It seems some update changed GC behavior when built in Debug configuration or with debugger attached:
//Code snippet 1
var a = new object();
var w = new WeakReference(a);
a = null;
GC.Collect();
GC.WaitForPendingFinalizers();
GC.Collect();
Console.WriteLine(w.IsAlive ? "Alive" : "Dead");
Such code used to print Dead
, and it was very handy for writing unit-tests checking that certain parts that should be GCed are not being held.
After some .NET 4.x update, this code passes successfully on .NET 2.x and 3.x, but fails on all variants of 4.x. I tried to call it as GC.Collect(2, GCCollectionMode.Forced, blocking: true)
, making <gcConcurrent enabled="false"/>
in App.config
and GCSettings.LatencyMode = GCLatencyMode.Batch
- nothing helps. If I run the code without debugger attached and it is built in Release configuration (i.e. with optimizations) - it outputs Dead
. Otherwise it is Alive
.
I understand that relying on GC is not a good idea in production. But for tests I don't know how to replace ability to check through test that particular code piece does not leak memory. It is pure test assembly, I'm fine with turning some compatibility switches, or something alike. My goal is to check my own code, not the GC optimizations.
Is there a way to force GC to previous behavior somehow?
P.S. I saw almost identical question, but at that time it was related to NCrunch. I don't have it installed. I ran the code even from command line, without VS at all, with the same results.

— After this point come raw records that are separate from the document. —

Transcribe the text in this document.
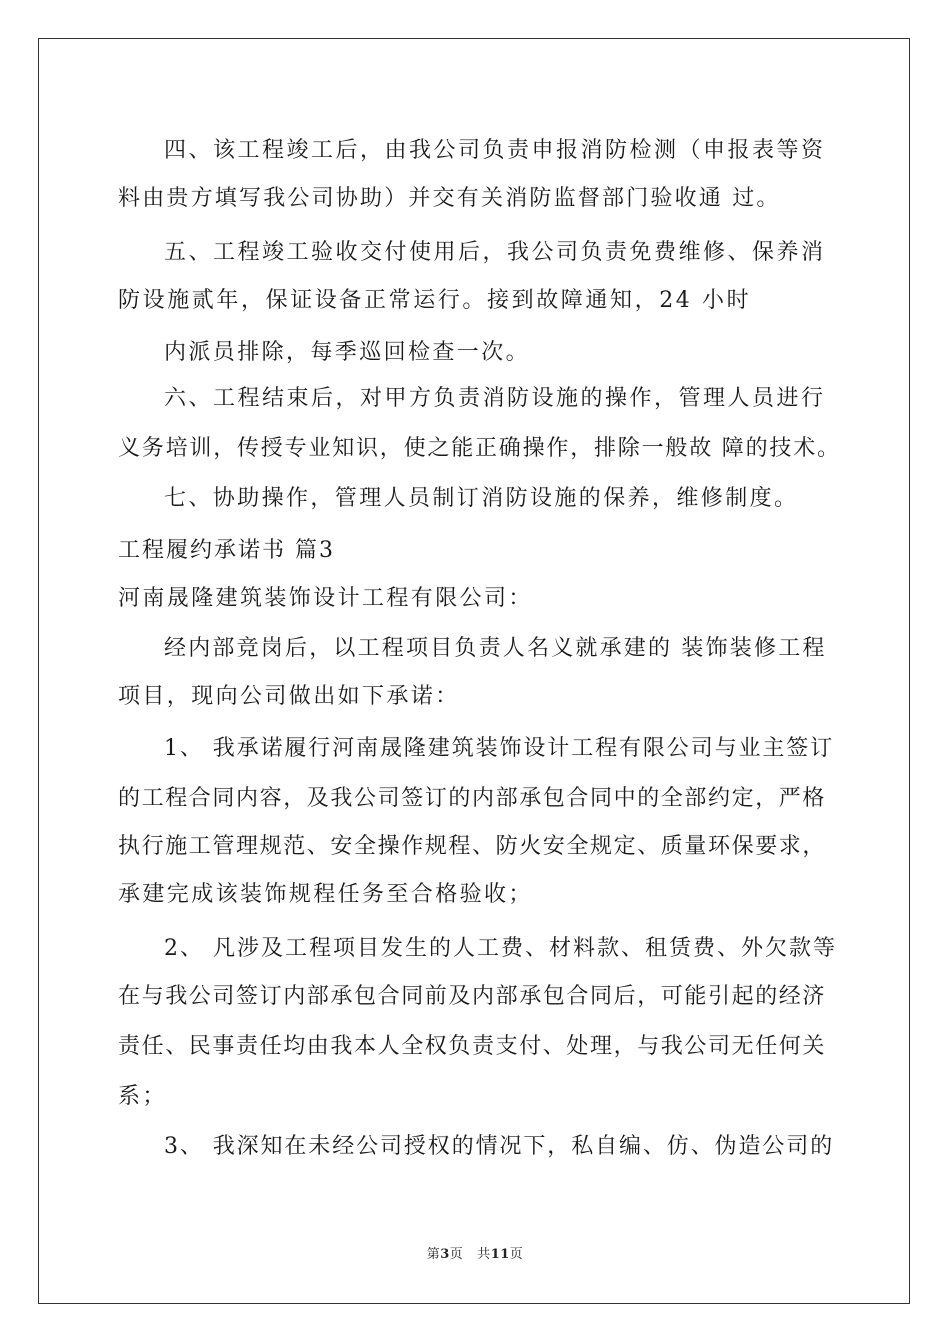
四、该工程竣工后，由我公司负责申报消防检测（申报表等资
料由贵方填写我公司协助）并交有关消防监督部门验收通 过。
五、工程竣工验收交付使用后，我公司负责免费维修、保养消
防设施贰年，保证设备正常运行。接到故障通知，24 小时
内派员排除，每季巡回检查一次。
六、工程结束后，对甲方负责消防设施的操作，管理人员进行
义务培训，传授专业知识，使之能正确操作，排除一般故 障的技术。
七、协助操作，管理人员制订消防设施的保养，维修制度。
工程履约承诺书 篇3
河南晟隆建筑装饰设计工程有限公司：
经内部竞岗后，以工程项目负责人名义就承建的 装饰装修工程
项目，现向公司做出如下承诺：
1、 我承诺履行河南晟隆建筑装饰设计工程有限公司与业主签订
的工程合同内容，及我公司签订的内部承包合同中的全部约定，严格
执行施工管理规范、安全操作规程、防火安全规定、质量环保要求，
承建完成该装饰规程任务至合格验收；
2、 凡涉及工程项目发生的人工费、材料款、租赁费、外欠款等
在与我公司签订内部承包合同前及内部承包合同后，可能引起的经济
责任、民事责任均由我本人全权负责支付、处理，与我公司无任何关
系；
3、 我深知在未经公司授权的情况下，私自编、仿、伪造公司的
第3页 共11页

UPD: I found that if I move code with allocating and setting reference to null into separate method - it consistently outputs Dead
, though.
//Code snippet 2
internal class Program
{
private static void Main(string[] args)
{
var w = DoWorkAndGetWeakRef();
GC.Collect();
GC.WaitForPendingFinalizers();
GC.Collect();
Console.WriteLine(w.IsAlive ? "Alive" : "Dead");
Console.ReadLine();
}
private static WeakReference DoWorkAndGetWeakRef()
{
var a = new object();
var w = new WeakReference(a);
a = null;
return w;
}
}
Same result if I move out to separate method GC collection calls and WeakReference check:
//Code snippet 3
internal class Program
{
private static void Main(string[] args)
{
var a = new object();
var w = new WeakReference(a);
a = null;
CollectAndCheckWeakRef(w);
Console.ReadLine();
}
private static void CollectAndCheckWeakRef(WeakReference w1)
{
GC.Collect();
GC.WaitForPendingFinalizers();
GC.Collect();
Console.WriteLine(w1.IsAlive ? "Alive" : "Dead");
}
}
The important point though as it seems is that original w
variable is not in current scope. If I move Console.WriteLine(w1.IsAlive ? "Alive" : "Dead");
back to Main
- it becomes Alive
again.
Both variants are not very convenient sometimes, but at least consistent (Debug
or Release
configuration, debugger is attached or not - still outputs Dead
).
Now I'm curious how mere presence of WeakReference variable in current execution scope prevents GC from cleaning its Target and why having it somewhere in scope buried in call stack doesn't do the same.